American designer and builder Gregory Kloehn is using salvaged trash to make houses for the homeless. Called the Homeless Homes Project, Kloehn upcycles mobile shelters from items he finds in dumpsters.
The origin of the Homeless Homes Project
Before starting the Homeless Homes Project, Gregory Kloehn was building miniature houses to sell. One day a homeless couple came past and asked if he had a spare tarp. Kloehn didn’t have a tarp but he did have a small wooden house he had built. Then he realised, this was a home that the couple could use.
“I had this home sitting right here,” Kloehn said. “I thought, ‘Why am I keeping it?'”
This marked the beginning of the Homeless Homes Project.
The goal of the Homeless Homes is bringing together imaginative people and discarded materials to make sturdy, innovative and mobile shelters for homeless people.
Each house in the Homeless Homes Project is built with materials found on the street. Pallets, doors, refrigerator parts, discarded plastic sheeting and washing machines are all upcycled into walls, roofs, doors, windows, wheels and locks. Much of the material is from illegally dumped trash piled up on the streets of semi-industrial West Oakland, California.
The foundation and floors of the houses in the Homeless homes Project are typically made from wooden pallets. With the help of volunteers, Kloehn can make a home in 2-3 days out of five pallets. Several homes are also insulated with pizza delivery bags.
Each house is big enough to sleep in, with cut-outs and windows to bring light in. The structures are unique, one repurposes a washing machine door for a window, another uses reflective bike panels across the entryway. Depending on what he finds, Kloehn also brings in homely touches like shelving units, mirrors, cup holders and even paintings.

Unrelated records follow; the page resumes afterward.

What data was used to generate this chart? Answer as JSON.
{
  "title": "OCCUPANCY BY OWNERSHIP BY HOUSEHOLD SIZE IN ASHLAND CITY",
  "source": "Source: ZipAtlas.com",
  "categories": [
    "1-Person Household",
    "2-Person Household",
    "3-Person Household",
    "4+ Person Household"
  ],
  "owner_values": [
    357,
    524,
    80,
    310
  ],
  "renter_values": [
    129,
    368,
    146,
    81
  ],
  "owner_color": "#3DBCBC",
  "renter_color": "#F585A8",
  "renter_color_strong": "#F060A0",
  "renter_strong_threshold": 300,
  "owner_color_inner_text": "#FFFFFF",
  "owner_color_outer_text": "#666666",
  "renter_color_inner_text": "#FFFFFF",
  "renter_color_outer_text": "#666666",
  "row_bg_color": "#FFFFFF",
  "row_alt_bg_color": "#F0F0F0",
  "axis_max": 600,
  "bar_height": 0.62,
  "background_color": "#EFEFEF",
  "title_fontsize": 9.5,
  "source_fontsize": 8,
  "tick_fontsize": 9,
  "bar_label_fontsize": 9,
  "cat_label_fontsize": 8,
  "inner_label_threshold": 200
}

All of the homes are on wheels so they can be moved to accommodate the mobile lifestyle of their residents. They all also have pitched roofs so that rain runs off. As you could imagine, for homeless people this is a major life improvement. Wonder, one of the homeless people to receive a house from the Homeless Homes project, describes it as the best house she’s had in five years. Her new home is parked next to her former ‘house’, an old sofa draped with a tarp. She opens the front door – made from a discarded picnic table – to showcase the pizza bag insulation. “It gets real hot in here,” she says with a smile.